Our test mule was a BMC Trailfox. We’d grown very familiar with the bike and its ride characteristics with the OE-spec’d Rock Shox dampers. In all honesty, up until the swap the bike was pretty average and didn’t really stand out. It was a good bike, and rode well, but nothing to write home about. We weren’t expecting it to me much different with the Suntour stuff on board.
Our first day out on the new stuff was at Mt. Bachelor Bike Park, and each tester took a lap on the bike without sharing input to the other. Both our testers were blown away at the transformation. We spent two more days swapping the bike back and forth, and riding other forks as the Auron was also part of our upcoming 29er fork review roundup.
We ran the fork at both 30% and 20% sag during our testing. At 30% the fork had ridiculous levels of small bump sensitivity. The first 20mm is so compliant that you can push on the stem with one finger and see the fork react. However at 30% we quickly and harshly found bottom on drops over four feet in height. If you’re a charger then we suggest 20% sag as it still offers impressive compliance but a much better curve in progression.

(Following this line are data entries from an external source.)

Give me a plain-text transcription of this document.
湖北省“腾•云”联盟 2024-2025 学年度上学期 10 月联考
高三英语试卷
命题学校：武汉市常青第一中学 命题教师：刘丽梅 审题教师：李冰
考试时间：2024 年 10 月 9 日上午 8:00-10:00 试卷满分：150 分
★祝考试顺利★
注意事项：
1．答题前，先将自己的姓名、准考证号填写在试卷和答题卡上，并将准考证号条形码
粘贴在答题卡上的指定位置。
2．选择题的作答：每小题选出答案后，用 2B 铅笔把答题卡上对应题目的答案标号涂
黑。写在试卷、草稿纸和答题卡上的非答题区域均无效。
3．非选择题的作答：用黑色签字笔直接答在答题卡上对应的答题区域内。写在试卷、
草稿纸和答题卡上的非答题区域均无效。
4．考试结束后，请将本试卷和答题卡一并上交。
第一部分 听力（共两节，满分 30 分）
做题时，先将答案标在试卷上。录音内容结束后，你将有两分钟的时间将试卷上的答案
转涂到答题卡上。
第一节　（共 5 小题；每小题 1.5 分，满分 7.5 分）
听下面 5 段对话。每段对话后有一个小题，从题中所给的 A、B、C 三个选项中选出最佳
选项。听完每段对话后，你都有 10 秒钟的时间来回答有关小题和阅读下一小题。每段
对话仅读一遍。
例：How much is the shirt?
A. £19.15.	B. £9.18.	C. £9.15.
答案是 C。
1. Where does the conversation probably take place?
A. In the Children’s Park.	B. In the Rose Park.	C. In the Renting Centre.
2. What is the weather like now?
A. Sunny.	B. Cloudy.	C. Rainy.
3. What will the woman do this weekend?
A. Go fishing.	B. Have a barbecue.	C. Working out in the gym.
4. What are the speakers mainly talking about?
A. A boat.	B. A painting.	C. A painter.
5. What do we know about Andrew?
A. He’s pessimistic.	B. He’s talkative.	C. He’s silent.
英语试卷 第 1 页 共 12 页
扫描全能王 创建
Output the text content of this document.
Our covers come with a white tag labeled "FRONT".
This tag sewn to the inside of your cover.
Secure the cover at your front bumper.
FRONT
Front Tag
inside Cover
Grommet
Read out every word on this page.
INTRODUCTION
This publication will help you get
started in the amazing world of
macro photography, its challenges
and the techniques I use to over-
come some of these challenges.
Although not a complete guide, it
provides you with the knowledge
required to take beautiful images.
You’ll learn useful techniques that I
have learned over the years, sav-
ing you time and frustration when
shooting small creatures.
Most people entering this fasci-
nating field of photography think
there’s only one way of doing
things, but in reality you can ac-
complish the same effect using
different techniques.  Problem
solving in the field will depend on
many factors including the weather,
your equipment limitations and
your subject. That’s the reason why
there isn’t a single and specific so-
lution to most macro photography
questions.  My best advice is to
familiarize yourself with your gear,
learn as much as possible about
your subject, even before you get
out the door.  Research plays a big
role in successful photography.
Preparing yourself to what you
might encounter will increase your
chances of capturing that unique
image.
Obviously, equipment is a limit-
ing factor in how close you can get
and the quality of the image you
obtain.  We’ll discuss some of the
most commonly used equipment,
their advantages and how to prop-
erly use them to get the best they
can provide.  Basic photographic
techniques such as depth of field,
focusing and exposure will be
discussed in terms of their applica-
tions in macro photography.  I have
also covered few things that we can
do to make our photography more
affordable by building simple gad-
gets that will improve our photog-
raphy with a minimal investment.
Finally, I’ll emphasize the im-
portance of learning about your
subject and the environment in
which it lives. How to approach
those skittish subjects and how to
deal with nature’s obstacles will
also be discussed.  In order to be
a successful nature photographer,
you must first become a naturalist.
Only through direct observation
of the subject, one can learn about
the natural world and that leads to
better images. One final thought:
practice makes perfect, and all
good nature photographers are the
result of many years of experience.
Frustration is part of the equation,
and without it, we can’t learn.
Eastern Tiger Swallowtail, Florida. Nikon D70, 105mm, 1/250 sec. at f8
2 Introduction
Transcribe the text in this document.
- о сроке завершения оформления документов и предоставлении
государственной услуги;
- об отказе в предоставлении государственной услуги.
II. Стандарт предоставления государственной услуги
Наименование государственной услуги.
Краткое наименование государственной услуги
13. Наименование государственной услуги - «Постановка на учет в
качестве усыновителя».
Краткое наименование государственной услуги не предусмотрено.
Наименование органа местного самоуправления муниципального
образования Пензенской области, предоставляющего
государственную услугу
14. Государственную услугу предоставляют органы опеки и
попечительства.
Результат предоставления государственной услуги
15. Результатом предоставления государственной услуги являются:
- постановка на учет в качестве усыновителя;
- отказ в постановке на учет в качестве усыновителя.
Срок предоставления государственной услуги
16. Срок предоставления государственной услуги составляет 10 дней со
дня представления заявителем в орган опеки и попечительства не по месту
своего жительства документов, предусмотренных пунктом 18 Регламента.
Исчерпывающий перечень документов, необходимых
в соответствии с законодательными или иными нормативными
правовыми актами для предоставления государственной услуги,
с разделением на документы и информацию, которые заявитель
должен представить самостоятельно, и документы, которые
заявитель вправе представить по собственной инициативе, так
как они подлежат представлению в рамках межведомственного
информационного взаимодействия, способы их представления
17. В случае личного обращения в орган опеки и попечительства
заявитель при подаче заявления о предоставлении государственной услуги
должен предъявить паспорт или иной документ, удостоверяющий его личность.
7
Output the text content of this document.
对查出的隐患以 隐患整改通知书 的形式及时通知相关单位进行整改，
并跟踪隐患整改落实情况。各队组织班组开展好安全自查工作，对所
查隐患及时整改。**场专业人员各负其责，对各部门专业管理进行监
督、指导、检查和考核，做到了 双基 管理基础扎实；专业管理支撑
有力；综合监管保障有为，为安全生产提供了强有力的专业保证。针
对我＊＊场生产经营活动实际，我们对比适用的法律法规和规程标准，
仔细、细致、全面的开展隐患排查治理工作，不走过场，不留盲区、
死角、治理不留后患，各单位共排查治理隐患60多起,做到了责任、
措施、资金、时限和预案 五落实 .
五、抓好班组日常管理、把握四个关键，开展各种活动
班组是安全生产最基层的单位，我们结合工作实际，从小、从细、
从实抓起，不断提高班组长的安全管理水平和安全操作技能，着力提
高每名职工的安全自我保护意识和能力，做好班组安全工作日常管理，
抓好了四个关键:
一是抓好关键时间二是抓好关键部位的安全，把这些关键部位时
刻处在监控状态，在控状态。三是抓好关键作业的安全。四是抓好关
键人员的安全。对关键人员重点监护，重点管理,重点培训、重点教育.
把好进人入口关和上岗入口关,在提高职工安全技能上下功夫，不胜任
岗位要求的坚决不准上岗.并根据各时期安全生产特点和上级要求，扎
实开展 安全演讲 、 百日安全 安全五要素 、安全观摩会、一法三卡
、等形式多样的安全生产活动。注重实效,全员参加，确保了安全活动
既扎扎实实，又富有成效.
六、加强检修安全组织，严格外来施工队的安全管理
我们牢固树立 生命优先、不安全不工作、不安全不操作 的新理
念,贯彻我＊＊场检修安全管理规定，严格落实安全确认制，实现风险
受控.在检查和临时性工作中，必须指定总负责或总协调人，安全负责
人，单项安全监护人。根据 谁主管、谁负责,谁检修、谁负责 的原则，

At speed and in the mid-stroke, the fork is supportive and ramps nicely on larger hits. The Auron has a keen ability to offer a ton of lateral compliance and flex while tracking in a strait line. The hollow 35mm stanchions offer a nice compromise of stiffness and strength. Off camber root sections and rock step offs are easily handled.
The rear shock kept pace with the performance of the fork without a hitch. Much like the fork, the new damper actually improved the performance and ride of the bike. We found the adjustability to be just enough and ran approximately 33-35% sag throughout our testing. The open setting on the compression was sufficient for all but the most boring road climbs. The BMC has a great pedaling platform thanks to their suspension design and it is only complimented by the TriAir.
The shock reaches full travel nicely and doesn’t have an overly aggressive ramp. We were banging the o-ring off the shaft on almost every run but never noticed a harsh bottom or felt out of control on larger hits. The small bump compliance is not as amazing as the fork, but was still impressive. Mid-stroke support is well controlled and where we felt the shock spent most of its time.
The Wolf’s Last Word
We were thoroughly impressed with the performance of the SR Suntour Auron, TriAir package. Even though the fork makes a sloshy-kind of sound under rebound, it’s a noise we can deal with for the performance/value ratio. The noise is easy to forgive with the amount of confidence and control gained. The finish, adjustment knobs, integrated mud guard and the very slick QR axle all show the care and refinement put into their high level dampers. We feel the decals/graphics could be improved as they are really the only indication that you’re not riding ‘A league’ suspension products.
We feel that saying anyone looking for a budget-minded suspension upgrade is insulting the capabilities of SR Suntour’s new Auron and TriAir. The truth is, riders with or without budgetary constraints will enjoy the performance offered here. We’re walking away from this review with some preconceived notions shattered and happy that we’ve got a new fork to write home about.